Bilawal Bhutto’s Address, Governance Claims, and the Ground Realit
It is within this broader backdrop that Bilawal Bhutto Zardari’s decision to brief foreign diplomats at the Presidency takes on added significance. The exercise appears to go beyond domestic politics. It also seems aimed at signaling to international financial institutions, particularly the IMF, that governance, tax collection, social programs, and infrastructure development in Sindh are moving in the right direction, and that the country’s largest province is not a case of total administrative failure. At a time when Pakistan stands under economic pressure, navigating debt and assistance programs, such narratives function not only as political messaging but as financial diplomacy.
At the same time, another reality cannot be ignored. Through the Twenty-Seventh Constitutional Amendment, the office of the President has been granted lifelong immunity from judicial proceedings, a development that has reignited debate over accountability, balance of power, and constitutional ethics. This amendment has made the question of accountability even more sensitive, reinforcing a public perception that the law is not applied equally and that centers of power succeed in shielding themselves. In such an environment, when governments present performance statistics, citizens evaluate them not only through the lens of projects and numbers, but also through standards of justice and equality.
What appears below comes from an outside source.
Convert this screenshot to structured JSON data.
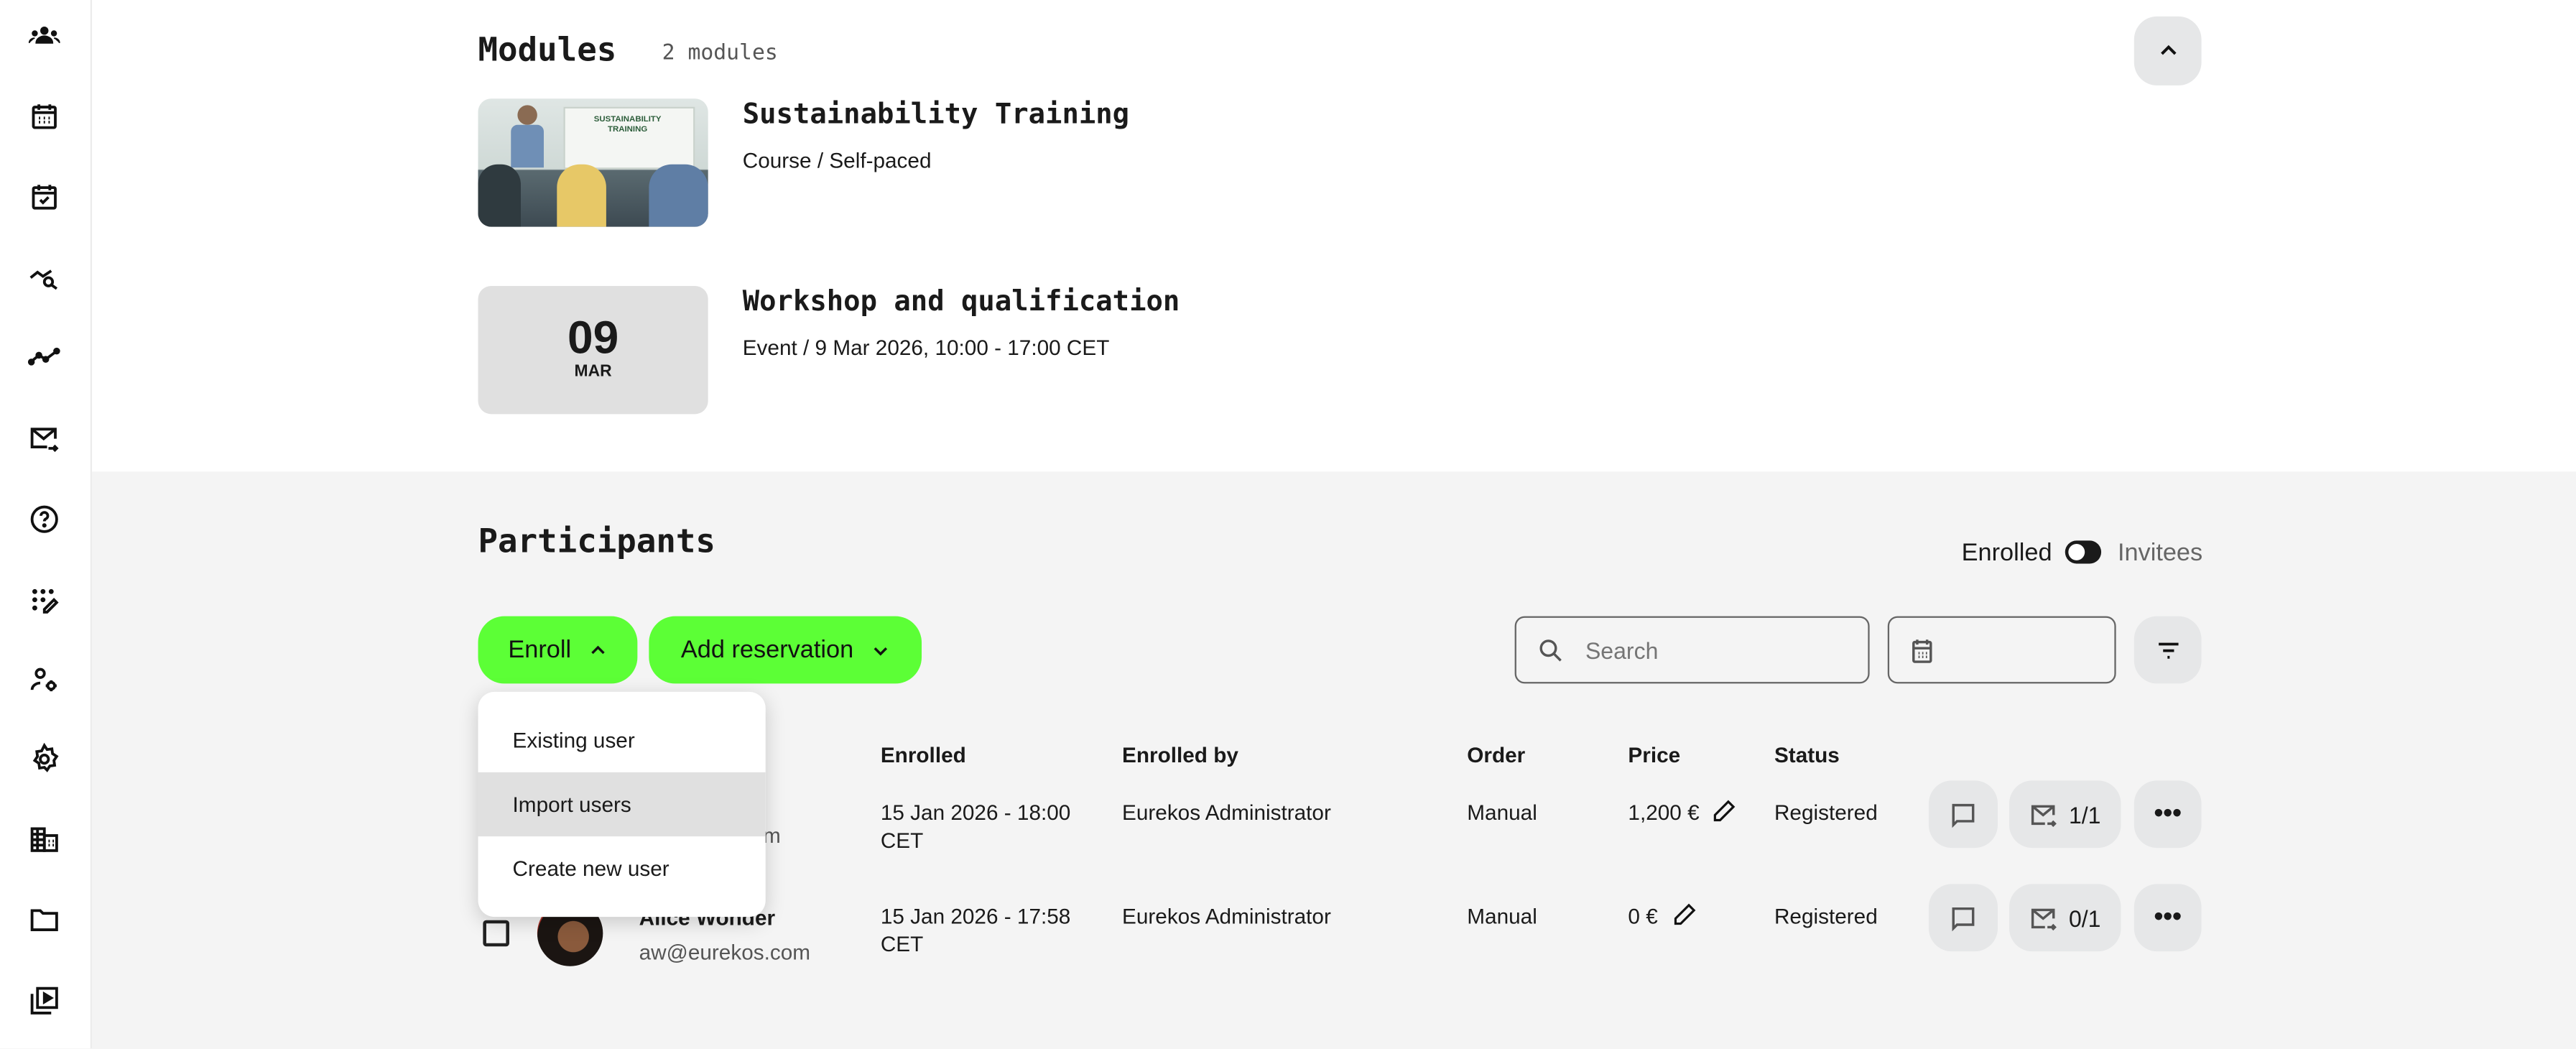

The position of the PPP and the Sindh government, however, also deserves acknowledgment. They argue that excessive centralization of authority at the federal level, obstacles in resource distribution, and the federal government’s failure to fulfill its own responsibilities are often ignored, while Sindh is blamed for every shortcoming. Bilawal Bhutto reiterated this point, saying that projects and roads falling under federal jurisdiction cannot be built by the provincial government, yet criticism continues to focus overwhelmingly on Sindh.
The truth likely lies somewhere between these competing narratives. Sindh does have health and education institutions that command national pride, and there is no denying that government investment has produced visible results in certain sectors. At the same time, persistent weaknesses in governance, transparency, local government empowerment, and accountability continue to surface, as documented by audit reports, courts, and international bodies alike.
Ultimately, the central question for Sindh is not simply whether something was done or not, but whether what was done meaningfully transformed the lives of the majority. Bilawal Bhutto Zardari’s address presents a confident governmental narrative, yet political opposition, judicial observations, and international reports collectively demand that this narrative be examined through the lenses of transparency, accountability, and reform. It is here that the real test of politics, policy, and public interest begins, and it is likely this test that will shape the future direction of Sindh’s politics and the Pakistan Peoples Party in the years to come.